Subdued Debut for Long-Awaited Bond Connect

Bond Connect, which officially kicked off on Monday, allows offshore investors to trade and settle Chinese-mainland interbank bonds through a Hong Kong-based custodian and clearing service modeled after Stock Connect. Above, the Hong Kong Exchanges and Clearing Ltd. offices are seen in Hong Kong on June 25. Photo: Visual China
Bond Connect, which officially kicked off on Monday, allows offshore investors to trade and settle Chinese-mainland interbank bonds through a Hong Kong-based custodian and clearing service modeled after Stock Connect. Above, the Hong Kong Exchanges and Clearing Ltd. offices are seen in Hong Kong on June 25. Photo: Visual China

(Beijing) – A new bond-trading link between the Chinese mainland and Hong Kong got off to a smooth yet slow start.

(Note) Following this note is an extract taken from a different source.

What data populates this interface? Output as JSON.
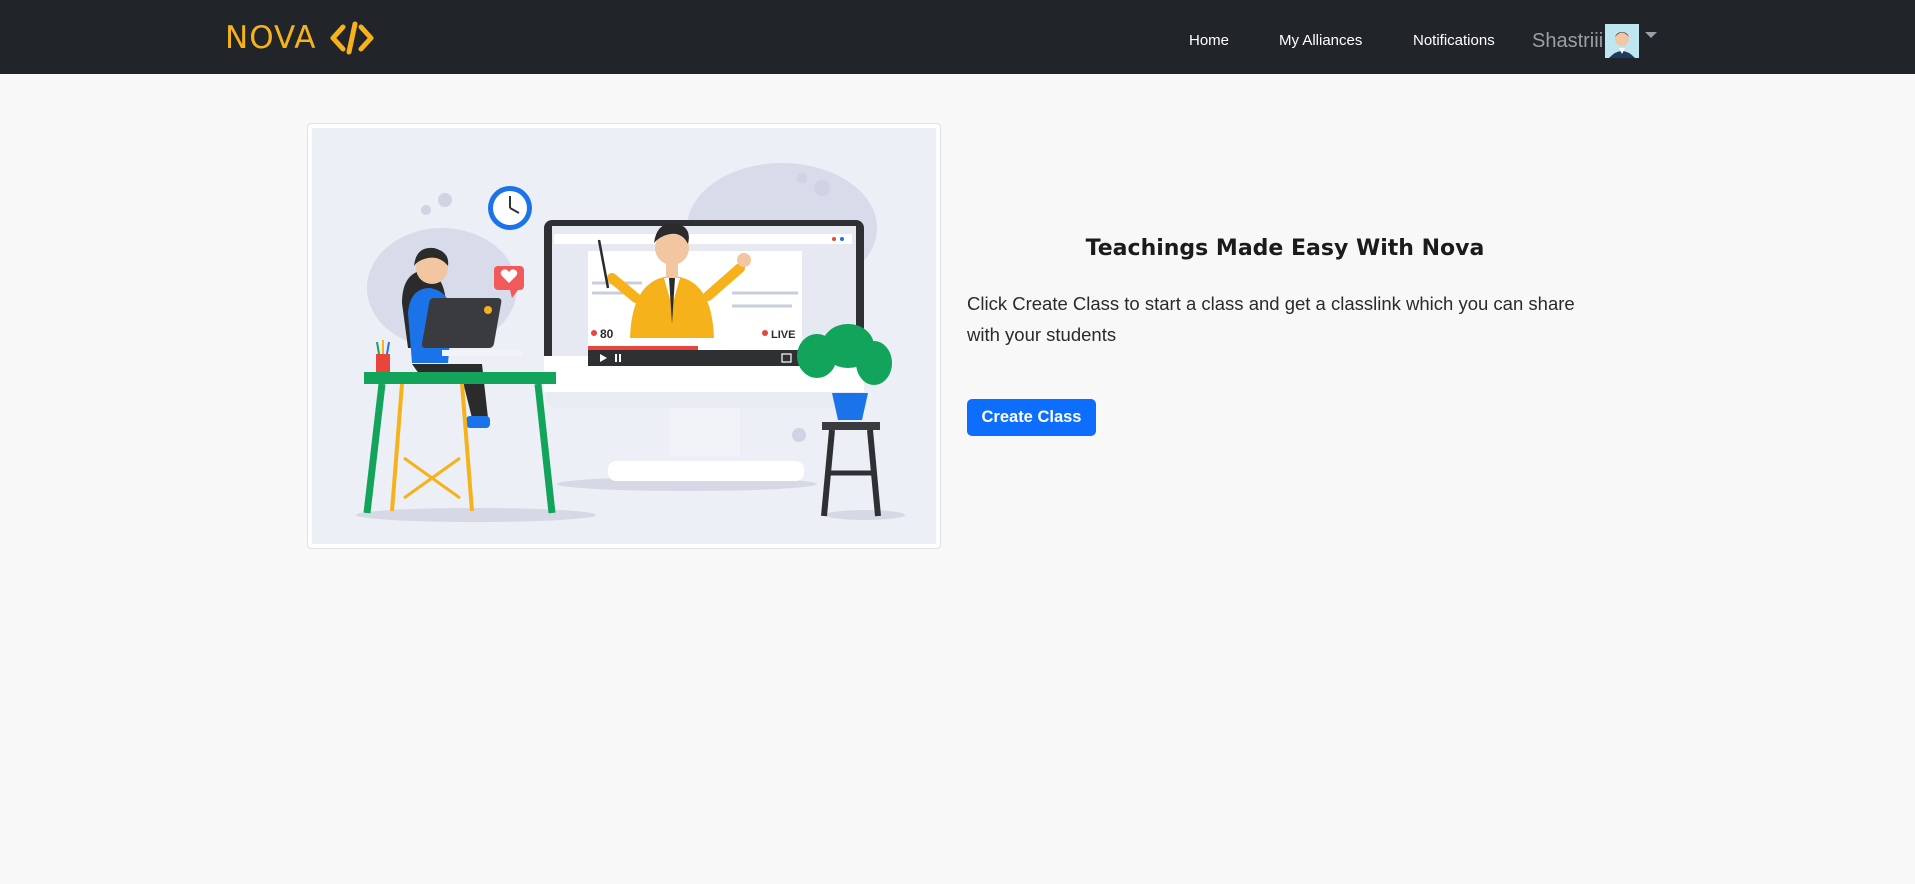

Bond Connect, as the link is formally called, initially is enabling offshore investors to trade onshore Chinese interbank bonds via Hong Kong without any onshore account. On its debut Monday, about 7.05 billion yuan ($320 million) worth of bonds, or 142 transactions, changed hands via the link. The volume of the entire Chinese interbank market reached 111.3 trillion yuan Monday, according to Chinese financial information provider Wind.

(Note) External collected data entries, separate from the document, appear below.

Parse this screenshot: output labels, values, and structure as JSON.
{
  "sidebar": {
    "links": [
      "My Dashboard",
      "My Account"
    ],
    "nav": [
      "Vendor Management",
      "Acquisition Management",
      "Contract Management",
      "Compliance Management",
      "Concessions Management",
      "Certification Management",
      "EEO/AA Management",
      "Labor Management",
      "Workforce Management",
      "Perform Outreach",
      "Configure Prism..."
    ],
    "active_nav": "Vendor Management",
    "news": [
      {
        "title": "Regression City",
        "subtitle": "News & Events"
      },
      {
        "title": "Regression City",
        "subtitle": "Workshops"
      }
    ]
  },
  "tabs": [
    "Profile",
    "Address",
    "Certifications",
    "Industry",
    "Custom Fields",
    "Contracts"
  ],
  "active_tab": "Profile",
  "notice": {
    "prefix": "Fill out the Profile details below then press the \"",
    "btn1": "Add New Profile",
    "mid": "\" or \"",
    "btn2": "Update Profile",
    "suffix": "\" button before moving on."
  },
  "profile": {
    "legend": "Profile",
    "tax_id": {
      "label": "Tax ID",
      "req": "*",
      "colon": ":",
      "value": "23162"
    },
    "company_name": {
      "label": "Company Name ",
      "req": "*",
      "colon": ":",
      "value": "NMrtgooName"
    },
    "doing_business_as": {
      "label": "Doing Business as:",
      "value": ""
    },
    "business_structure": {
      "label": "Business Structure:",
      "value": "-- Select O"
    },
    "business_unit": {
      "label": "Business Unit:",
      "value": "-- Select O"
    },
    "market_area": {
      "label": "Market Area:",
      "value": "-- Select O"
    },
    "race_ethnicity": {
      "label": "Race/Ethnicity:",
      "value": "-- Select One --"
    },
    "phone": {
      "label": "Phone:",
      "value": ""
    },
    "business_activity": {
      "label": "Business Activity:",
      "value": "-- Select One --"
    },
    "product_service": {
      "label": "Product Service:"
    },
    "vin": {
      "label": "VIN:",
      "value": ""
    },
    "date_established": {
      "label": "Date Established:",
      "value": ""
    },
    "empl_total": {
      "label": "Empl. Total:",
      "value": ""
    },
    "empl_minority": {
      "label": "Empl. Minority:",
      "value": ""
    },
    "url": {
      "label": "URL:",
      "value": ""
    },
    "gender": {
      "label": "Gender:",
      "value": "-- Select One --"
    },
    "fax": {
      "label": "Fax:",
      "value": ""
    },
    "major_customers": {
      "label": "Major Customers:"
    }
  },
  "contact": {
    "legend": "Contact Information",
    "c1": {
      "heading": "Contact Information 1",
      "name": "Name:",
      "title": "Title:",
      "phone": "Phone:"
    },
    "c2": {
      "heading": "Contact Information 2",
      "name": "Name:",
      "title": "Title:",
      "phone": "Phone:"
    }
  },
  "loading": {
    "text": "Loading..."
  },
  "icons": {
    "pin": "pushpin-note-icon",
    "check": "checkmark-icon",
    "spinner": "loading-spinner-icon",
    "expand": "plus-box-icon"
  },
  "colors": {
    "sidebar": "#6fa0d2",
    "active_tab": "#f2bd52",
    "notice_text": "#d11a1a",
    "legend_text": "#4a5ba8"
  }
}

“We expect Bond Connect to increase inflows to China bonds, but that the impact will initially be limited and growth gradual,” Nomura International said in a research note Monday.

“Until China is included in one of the flagship bond market indexes, the pace of inflows is likely to remain driven more by investor views on factors such as bond valuations, the People’s Bank of China’s (PBOC) monetary policy stance, and the outlook for both the macro economy and (the yuan),” it said.

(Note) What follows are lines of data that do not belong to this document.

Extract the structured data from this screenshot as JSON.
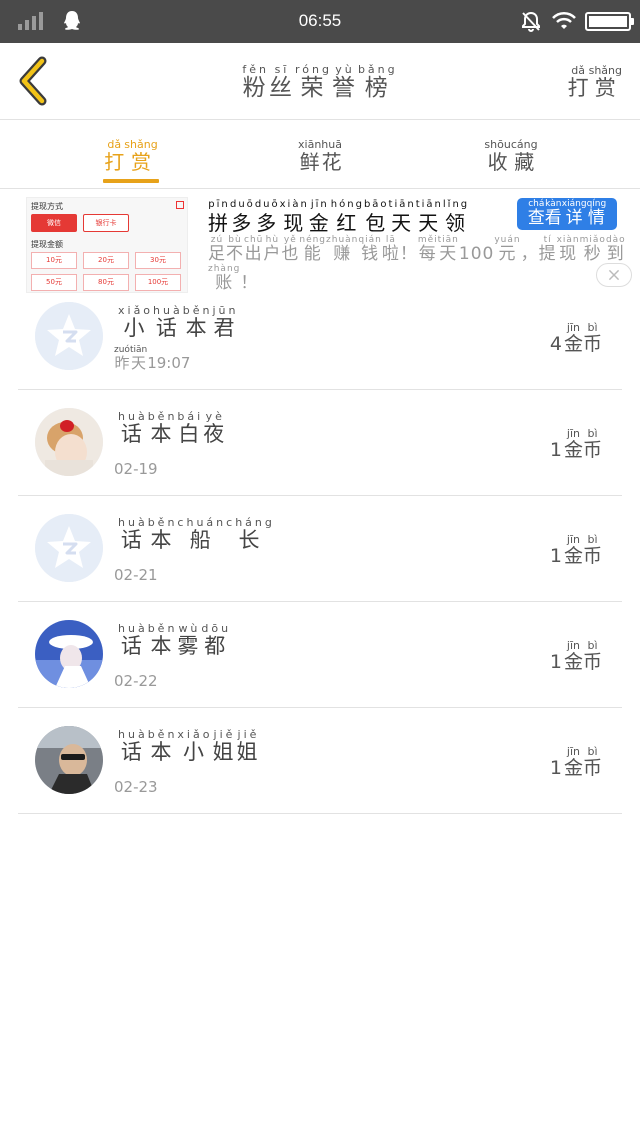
{
  "status_bar": {
    "time": "06:55"
  },
  "header": {
    "title": [
      {
        "py": "fěn",
        "hz": "粉"
      },
      {
        "py": "sī",
        "hz": "丝"
      },
      {
        "py": "róng",
        "hz": "荣"
      },
      {
        "py": "yù",
        "hz": "誉"
      },
      {
        "py": "bǎng",
        "hz": "榜"
      }
    ],
    "right": [
      {
        "py": "dǎ",
        "hz": "打"
      },
      {
        "py": "shǎng",
        "hz": "赏"
      }
    ]
  },
  "tabs": [
    {
      "label": [
        {
          "py": "dǎ",
          "hz": "打"
        },
        {
          "py": "shǎng",
          "hz": "赏"
        }
      ],
      "active": true
    },
    {
      "label": [
        {
          "py": "xiān",
          "hz": "鲜"
        },
        {
          "py": "huā",
          "hz": "花"
        }
      ],
      "active": false
    },
    {
      "label": [
        {
          "py": "shōu",
          "hz": "收"
        },
        {
          "py": "cáng",
          "hz": "藏"
        }
      ],
      "active": false
    }
  ],
  "ad": {
    "thumb": {
      "title": "提现方式",
      "wechat": "微信",
      "bank": "银行卡",
      "amount_label": "提现金额",
      "amounts": [
        "10元",
        "20元",
        "30元",
        "50元",
        "80元",
        "100元"
      ]
    },
    "title": [
      {
        "py": "pīn",
        "hz": "拼"
      },
      {
        "py": "duō",
        "hz": "多"
      },
      {
        "py": "duō",
        "hz": "多"
      },
      {
        "py": "xiàn",
        "hz": "现"
      },
      {
        "py": "jīn",
        "hz": "金"
      },
      {
        "py": "hóng",
        "hz": "红"
      },
      {
        "py": "bāo",
        "hz": "包"
      },
      {
        "py": "tiān",
        "hz": "天"
      },
      {
        "py": "tiān",
        "hz": "天"
      },
      {
        "py": "lǐng",
        "hz": "领"
      }
    ],
    "cta": [
      {
        "py": "chá",
        "hz": "查"
      },
      {
        "py": "kàn",
        "hz": "看"
      },
      {
        "py": "xiáng",
        "hz": "详"
      },
      {
        "py": "qíng",
        "hz": "情"
      }
    ],
    "desc": [
      {
        "py": "zú",
        "hz": "足"
      },
      {
        "py": "bù",
        "hz": "不"
      },
      {
        "py": "chū",
        "hz": "出"
      },
      {
        "py": "hù",
        "hz": "户"
      },
      {
        "py": "yě",
        "hz": "也"
      },
      {
        "py": "néng",
        "hz": "能"
      },
      {
        "py": "zhuàn",
        "hz": "赚"
      },
      {
        "py": "qián",
        "hz": "钱"
      },
      {
        "py": "lā",
        "hz": "啦"
      },
      {
        "py": "",
        "hz": "！"
      },
      {
        "py": "měi",
        "hz": "每"
      },
      {
        "py": "tiān",
        "hz": "天"
      },
      {
        "py": "",
        "hz": "100"
      },
      {
        "py": "yuán",
        "hz": "元"
      },
      {
        "py": "",
        "hz": "，"
      },
      {
        "py": "tí",
        "hz": "提"
      },
      {
        "py": "xiàn",
        "hz": "现"
      },
      {
        "py": "miǎo",
        "hz": "秒"
      },
      {
        "py": "dào",
        "hz": "到"
      },
      {
        "py": "zhàng",
        "hz": "账"
      },
      {
        "py": "",
        "hz": "！"
      }
    ]
  },
  "list": [
    {
      "name": [
        {
          "py": "xiǎo",
          "hz": "小"
        },
        {
          "py": "huà",
          "hz": "话"
        },
        {
          "py": "běn",
          "hz": "本"
        },
        {
          "py": "jūn",
          "hz": "君"
        }
      ],
      "time": [
        {
          "py": "zuó",
          "hz": "昨"
        },
        {
          "py": "tiān",
          "hz": "天"
        },
        {
          "py": "",
          "hz": " 19:07"
        }
      ],
      "coins": "4",
      "coin_unit": [
        {
          "py": "jīn",
          "hz": "金"
        },
        {
          "py": "bì",
          "hz": "币"
        }
      ],
      "avatar": "qq-default"
    },
    {
      "name": [
        {
          "py": "huà",
          "hz": "话"
        },
        {
          "py": "běn",
          "hz": "本"
        },
        {
          "py": "bái",
          "hz": "白"
        },
        {
          "py": "yè",
          "hz": "夜"
        }
      ],
      "time": [
        {
          "py": "",
          "hz": "02-19"
        }
      ],
      "coins": "1",
      "coin_unit": [
        {
          "py": "jīn",
          "hz": "金"
        },
        {
          "py": "bì",
          "hz": "币"
        }
      ],
      "avatar": "girl-red-bow"
    },
    {
      "name": [
        {
          "py": "huà",
          "hz": "话"
        },
        {
          "py": "běn",
          "hz": "本"
        },
        {
          "py": "chuán",
          "hz": "船"
        },
        {
          "py": "cháng",
          "hz": "长"
        }
      ],
      "time": [
        {
          "py": "",
          "hz": "02-21"
        }
      ],
      "coins": "1",
      "coin_unit": [
        {
          "py": "jīn",
          "hz": "金"
        },
        {
          "py": "bì",
          "hz": "币"
        }
      ],
      "avatar": "qq-default"
    },
    {
      "name": [
        {
          "py": "huà",
          "hz": "话"
        },
        {
          "py": "běn",
          "hz": "本"
        },
        {
          "py": "wù",
          "hz": "雾"
        },
        {
          "py": "dōu",
          "hz": "都"
        }
      ],
      "time": [
        {
          "py": "",
          "hz": "02-22"
        }
      ],
      "coins": "1",
      "coin_unit": [
        {
          "py": "jīn",
          "hz": "金"
        },
        {
          "py": "bì",
          "hz": "币"
        }
      ],
      "avatar": "anime-hat"
    },
    {
      "name": [
        {
          "py": "huà",
          "hz": "话"
        },
        {
          "py": "běn",
          "hz": "本"
        },
        {
          "py": "xiǎo",
          "hz": "小"
        },
        {
          "py": "jiě",
          "hz": "姐"
        },
        {
          "py": "jiě",
          "hz": "姐"
        }
      ],
      "time": [
        {
          "py": "",
          "hz": "02-23"
        }
      ],
      "coins": "1",
      "coin_unit": [
        {
          "py": "jīn",
          "hz": "金"
        },
        {
          "py": "bì",
          "hz": "币"
        }
      ],
      "avatar": "sunglasses-man"
    }
  ],
  "colors": {
    "accent": "#e7a21a",
    "status_bar": "#4a4a4a",
    "cta_blue": "#2f7fe6",
    "divider": "#e2e2e2"
  }
}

Modeled on the stock-trading links dubbed Stock Connect, which went live in 2014, Bond Connect allows offshore investors to trade and settle through a Hong Kong-based custodian and clearing service.

For now, Bond Connect allows only offshore investors to dip their toes into China’s $10 trillion interbank bond market, in which 90% of the country’s bonds are traded. The People’s Bank of China (PBOC) did not say when onshore investors will be allowed to trade Hong Kong-listed bonds.

In early March, Bloomberg Barclays Indices added two new hybrid fixed-income indexes that include China yuan bonds, the first major index provider to do so. Citigroup said it would follow suit, saying that it will embed China bonds into its bond market benchmark WGBI-Extended.

“Since Hong Kong’s bond market capitalization and bond investor population are comparatively smaller than those of other global financial centers, the initial incremental ‘inflows’ from HK-based investors will likely be limited,” Liu Wenqi, an analyst at China International Capital Corp., wrote in a research note Monday. Liu added that such mutual access will boost the cross-border capabilities of financial institutions over the longer term.

Ivan Chung, associate managing director at Moody’s, said: “In the next 12 months, we expect that northbound inflows to the onshore bond market will grow gradually. At the same time, there will be more significant growth in northbound flows as we expect more international bond indexes will include or increase allocations in Chinese onshore bonds one year after the implementation of Bond Connect.”

To tap a potentially higher demand from investors, two major Chinese policy banks — China Development Bank and the Agricultural Development Bank of China — are selling bonds to the public for the first time on Monday.

CDB will sell up to 20 billion yuan ($2.95 billion) in financial bonds to both onshore and offshore investors on Tuesday, the bank said in a statement on the Chinabond website. Meanwhile, Agricultural Development Bank is selling up to three tranches of bonds: 5 billion yuan of one-year bonds, 5 billion yuan of three-year bonds, and 5 billion yuan of five-year bonds.